Хозяин распорядился подать пива и закусок, что с его стороны оказалось прямо-таки образцом человеколюбия — в дороге мы ограничились лишь хлебом и сыром, запивая их водой из колодцев. Затем та самая хозяйская дочка развела нас по комнатам и сказала, что на обед нас позовут, как только он будет готов. Устроили нас с максимальным в имеющихся условиях шиком — каждому, включая Герхарда, досталась отдельная комната, пусть и небольшая (Герхарду так совсем уж каморка), девочка, носившая редкое для Южной Германии имя Астрид, показала, куда выложить белье для стирки, верхнюю одежду и обувь для чистки, пообещала прислать слуг с водой для умывания и с особой гордостью за продвинутую клиентоориентированность семейного бизнеса похвасталась наличием душевой, куда утром и вечером закачивают горячую воду.

На обеде хозяин подсел к нам за стол. Начали мы с того, что договорились об оплате его гостеприимства, то есть просто без торга согласились на названные им цены, не особо, надо сказать, и высокие, хотя почти наверняка повыше, чем для обычных клиентов.

— Господин фон Штеккен пишет, что вам надо будет последить кое-за-кем в Графенау.
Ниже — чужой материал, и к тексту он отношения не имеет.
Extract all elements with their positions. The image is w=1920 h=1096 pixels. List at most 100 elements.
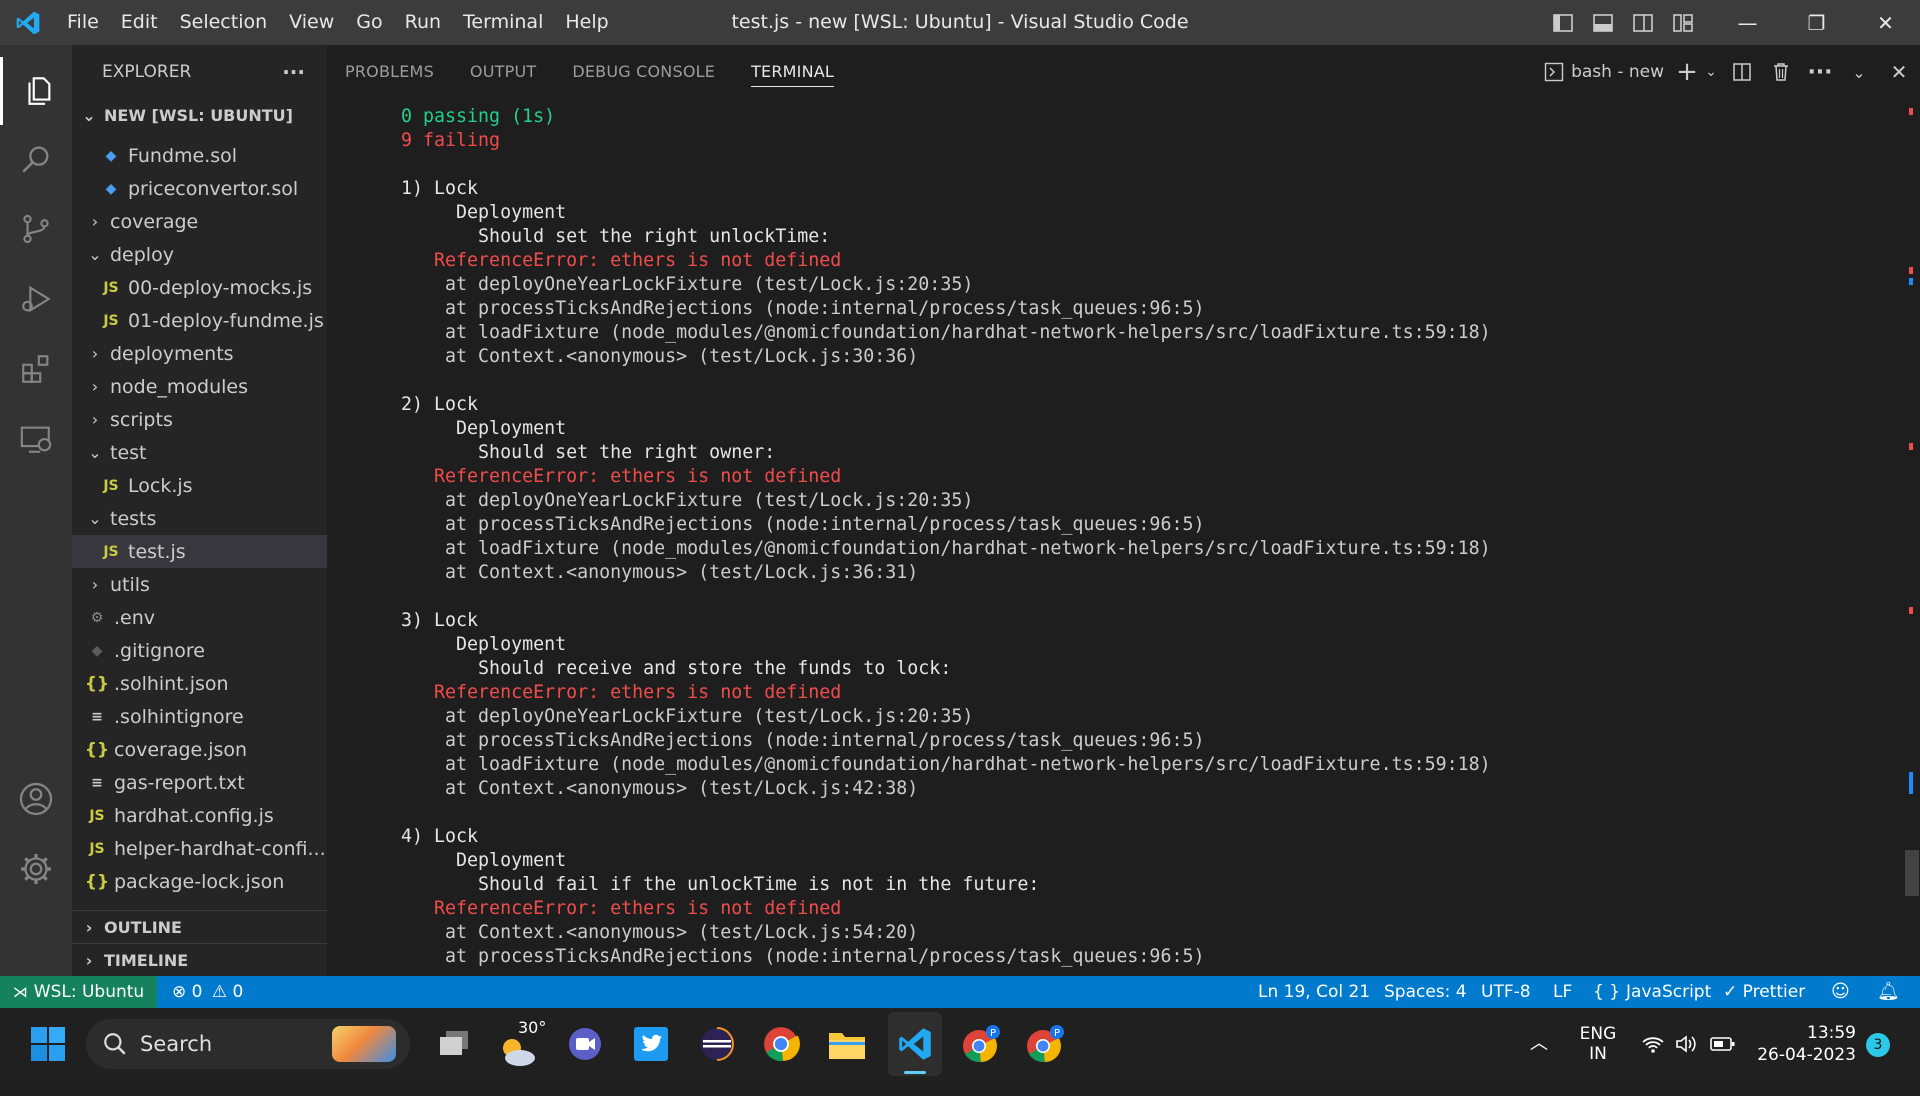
tab-terminal[interactable]: TERMINAL: [733, 45, 852, 99]
tree-item[interactable]: ≡ .solhintignore: [72, 700, 327, 733]
menu-item-go[interactable]: Go: [345, 0, 393, 45]
tree-item-label: 01-deploy-fundme.js: [128, 309, 324, 332]
toggle-panel-icon[interactable]: [1583, 0, 1623, 45]
timeline-section-header[interactable]: › TIMELINE: [72, 943, 327, 976]
show-hidden-icons-icon[interactable]: ︿: [1524, 1008, 1554, 1080]
twitter-icon[interactable]: [626, 1008, 676, 1080]
more-actions-button[interactable]: ···: [282, 60, 305, 84]
search-icon[interactable]: [0, 125, 72, 193]
input-language[interactable]: ENG IN: [1572, 1008, 1624, 1096]
teams-meet-icon[interactable]: [560, 1008, 610, 1080]
problems-indicator[interactable]: ⊗ 0 ⚠ 0: [172, 976, 243, 1008]
tab-output[interactable]: OUTPUT: [452, 45, 554, 99]
workspace-root-label: NEW [WSL: UBUNTU]: [104, 105, 293, 125]
close-button[interactable]: ✕: [1851, 0, 1920, 45]
tree-item[interactable]: JS 01-deploy-fundme.js: [72, 304, 327, 337]
remote-explorer-icon[interactable]: [0, 405, 72, 473]
tree-item[interactable]: ◆ Fundme.sol: [72, 139, 327, 172]
menu-item-help[interactable]: Help: [554, 0, 619, 45]
feedback-icon[interactable]: ☺: [1831, 976, 1850, 1008]
tab-problems[interactable]: PROBLEMS: [327, 45, 452, 99]
eclipse-icon[interactable]: [692, 1008, 742, 1080]
menu-item-selection[interactable]: Selection: [169, 0, 279, 45]
indentation[interactable]: Spaces: 4: [1384, 976, 1467, 1008]
tree-item[interactable]: JS test.js: [72, 535, 327, 568]
language-region: IN: [1589, 1044, 1607, 1064]
outline-section-header[interactable]: › OUTLINE: [72, 910, 327, 943]
weather-widget[interactable]: 30°: [494, 1008, 546, 1080]
tree-item[interactable]: › utils: [72, 568, 327, 601]
tree-item[interactable]: JS 00-deploy-mocks.js: [72, 271, 327, 304]
accounts-icon[interactable]: [0, 765, 72, 833]
menu-item-terminal[interactable]: Terminal: [452, 0, 554, 45]
terminal-dropdown-icon[interactable]: ⌄: [1700, 45, 1722, 99]
menu-item-edit[interactable]: Edit: [110, 0, 169, 45]
run-debug-icon[interactable]: [0, 265, 72, 333]
tree-item[interactable]: JS Lock.js: [72, 469, 327, 502]
tree-item[interactable]: ≡ gas-report.txt: [72, 766, 327, 799]
extensions-icon[interactable]: [0, 335, 72, 403]
workspace-root-header[interactable]: ⌄ NEW [WSL: UBUNTU]: [72, 99, 327, 131]
file-explorer-icon[interactable]: [822, 1008, 872, 1080]
tree-item[interactable]: JS hardhat.config.js: [72, 799, 327, 832]
minimize-button[interactable]: —: [1713, 0, 1782, 45]
split-terminal-icon[interactable]: [1722, 45, 1762, 99]
menu-item-view[interactable]: View: [278, 0, 345, 45]
vscode-taskbar-icon[interactable]: [888, 1012, 942, 1076]
terminal-scrollbar-thumb[interactable]: [1905, 850, 1919, 896]
tree-item[interactable]: ⌄ tests: [72, 502, 327, 535]
terminal-line: Should fail if the unlockTime is not in …: [379, 874, 1040, 895]
tree-item[interactable]: {} coverage.json: [72, 733, 327, 766]
windows-start-icon[interactable]: [22, 1008, 74, 1080]
tree-item[interactable]: ⌄ test: [72, 436, 327, 469]
menu-item-run[interactable]: Run: [394, 0, 452, 45]
end-of-line[interactable]: LF: [1553, 976, 1572, 1008]
maximize-panel-icon[interactable]: ⌄: [1840, 45, 1878, 99]
tree-item-label: utils: [110, 573, 150, 596]
tree-item[interactable]: › node_modules: [72, 370, 327, 403]
tree-item-label: deploy: [110, 243, 174, 266]
source-control-icon[interactable]: [0, 195, 72, 263]
tab-debug-console[interactable]: DEBUG CONSOLE: [554, 45, 733, 99]
language-mode[interactable]: { } JavaScript: [1593, 976, 1711, 1008]
notification-badge[interactable]: 3: [1866, 1033, 1890, 1057]
trash-icon[interactable]: [1762, 45, 1800, 99]
clock[interactable]: 13:59 26-04-2023: [1752, 1008, 1856, 1094]
new-terminal-icon[interactable]: +: [1674, 45, 1700, 99]
prettier-status[interactable]: ✓ Prettier: [1723, 976, 1805, 1008]
more-actions-icon[interactable]: ···: [1800, 45, 1840, 99]
volume-icon[interactable]: [1672, 1008, 1702, 1080]
tree-item[interactable]: ◆ priceconvertor.sol: [72, 172, 327, 205]
menu-item-file[interactable]: File: [56, 0, 110, 45]
terminal-name[interactable]: bash - new: [1569, 45, 1674, 99]
terminal-output[interactable]: 0 passing (1s) 9 failing 1) Lock Deploym…: [379, 105, 1880, 976]
tree-item[interactable]: {} .solhint.json: [72, 667, 327, 700]
tree-item[interactable]: › coverage: [72, 205, 327, 238]
tree-item[interactable]: {} package-lock.json: [72, 865, 327, 898]
chrome-profile-icon[interactable]: P: [956, 1008, 1006, 1080]
restore-button[interactable]: ❐: [1782, 0, 1851, 45]
remote-indicator[interactable]: ⋊ WSL: Ubuntu: [0, 976, 157, 1008]
battery-icon[interactable]: [1708, 1008, 1738, 1080]
tree-item[interactable]: › scripts: [72, 403, 327, 436]
explorer-icon[interactable]: [0, 57, 72, 125]
wifi-icon[interactable]: [1638, 1008, 1668, 1080]
git-file-icon: ◆: [91, 642, 103, 659]
close-panel-icon[interactable]: ✕: [1878, 45, 1920, 99]
tree-item[interactable]: ⌄ deploy: [72, 238, 327, 271]
taskbar-search[interactable]: Search: [86, 1019, 410, 1069]
notifications-bell-icon[interactable]: 🔔︎: [1877, 976, 1900, 1008]
tree-item[interactable]: ⚙ .env: [72, 601, 327, 634]
chrome-icon[interactable]: [756, 1008, 806, 1080]
task-view-icon[interactable]: [432, 1008, 476, 1080]
toggle-secondary-sidebar-icon[interactable]: [1623, 0, 1663, 45]
encoding[interactable]: UTF-8: [1481, 976, 1531, 1008]
cursor-position[interactable]: Ln 19, Col 21: [1258, 976, 1370, 1008]
chrome-profile-icon[interactable]: P: [1020, 1008, 1070, 1080]
manage-gear-icon[interactable]: [0, 835, 72, 903]
tree-item[interactable]: ◆ .gitignore: [72, 634, 327, 667]
toggle-primary-sidebar-icon[interactable]: [1543, 0, 1583, 45]
tree-item[interactable]: JS helper-hardhat-confi...: [72, 832, 327, 865]
customize-layout-icon[interactable]: [1663, 0, 1703, 45]
tree-item[interactable]: › deployments: [72, 337, 327, 370]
Это так? — поинтересовался Пастер.

— Так, — ответил Альберт. Нам с доктором оставалось только подтвердить.

— Есть один надежный человек, — деловито сказал Пастер. — Подойдет попозже.

В ожидании обещанного надежного человека мы сосредоточились на поглощении обеда, но уже через минут пять с сосредоточенностью начались неожиданные затруднения. В зале появилась та самая Астрид Пастер вместе с еще одной девчонкой столь же юного возраста, похожей на нее — такая же высокая светлогривая лошадка. Девочки принесли цитру и мандолину, уселись за пустой стол и начали играть. Играли они на удивление здорово, а уж когда еще и петь начали, немногочисленная публика одобрительно захлопала и загалдела.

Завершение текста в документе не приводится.